Somewhat predictably, this backfired enormously. The Derg accrued more and more power from Selassie himself, soon arresting members of the Ethiopian government at the highest level and replacing them with military loyalists. In time, Selassie had almost no allies left, and proposals were made to revert the country to a constitutional monarchy. From there, imperial structures were dismantled, and at last, Haile Selassie himself was arrested on the 12th of September.

Three days later and the Derg became known as the Provisional Military Administrative Council and officially seized governmental control, establishing a Marxist-Leninist state the following year and ultimately leading to the death of Haile Selassie on the 22nd of August 1975. While it cannot be proven, it is strongly suspected that the Derg under Mengistu Haile Mariam had him executed.

As one might expect, the death of your messiah tends to be something of a crushing blow to many movements. Certainly, not a death sentence to them, as the entire history of Christianity and indeed all Abrahamic faiths demonstrate, but it severely impacted the interest in Rastafarians wishing to make the pilgrimage to Ethiopia. What also certainly didn’t help was the near-instant civil war conditions that soon broke out, from those merely opposed to the Derg to Eritrean separatists, the 1977 Ogaden war with Somalia and the catastrophic 1983-1985 famine which claimed up to or over a million lives.

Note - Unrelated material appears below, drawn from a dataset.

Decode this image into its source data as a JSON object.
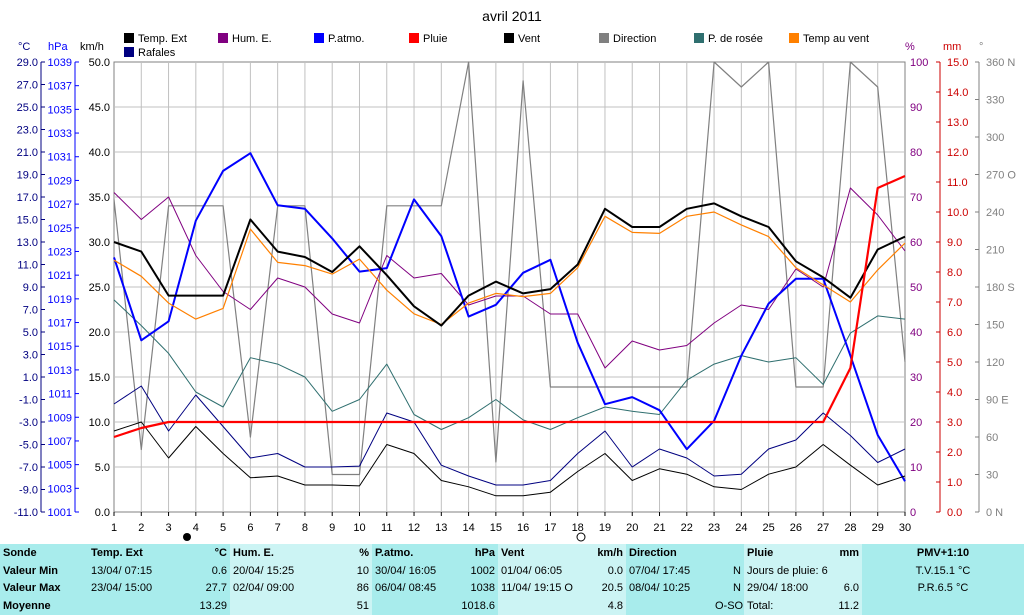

More directly affecting Shashamane was the land reforms under the Derg. The land given to the African diaspora was essentially considered voided under the Derg, with all land taken under state control with intent to redistribute to the peasantry. The uprising that soon choked off the cities from the countryside greatly diminished the Derg’s de-facto control over this, but almost immediately, the two-hundred hectares legally owned by the diaspora was reduced to a paltry eleven. What also didn’t help was the lack of official citizenship among many of the diaspora, leading to increased persecution and sapping the numbers of Rastafari living in the community.

The Derg formally came to an end in 1987, though having merely reformed as a ‘civilian’ government, it was not until 1991 that they were officially driven out of Ethiopia, and a political transformation was allowed to take place. In these 17 years, interest in Shashamane had largely waned, and even with the stabilisation of Ethiopia, few were eager to rush back to the promised land and continue settling.

Post-Derg Shashamane

The next group of Rastafarians to arrive in Shashamane came from Jamaica in the early 1990s. Travel to the town had ceased almost entirely during the Derg era, leaving a strong generational divide of around twenty-years between the ‘old settlers’ and the new. Strife and conflict erupt from this divide, particularly as those who lived through the Derg years may well have reason to denounce the younger generation as ‘entitled’, having never had to fight for their promised land.

The numbers have continuously dwindled, now only standing at a scant few hundred, though their influence over the region is marked. One doesn’t need to travel far to see the pan-African colours or images of Bob Marley or the deceased prophet. Indeed, Shashamane’s become something of a tourist hotspot for many! There are very few places outside of Jamaica where Rastafari influence is so blatantly visible.

A possible boon for the future of Rastafarianism in Shashamane is the 2017 decision to allow residents of the region to obtain ID cards. This is essential, as up until now, residents existed in a legal limbo where they would be subject to fines upon traveling across borders due to their lack of official residency and would be denied many fundamental citizenship rights. While the ID card does not make them official citizens, it aids in granting them basic rights, they are owed and recognises their existence more formally on Ethiopian soil. One can only hope that this spells a brighter future for the Zion of Africa.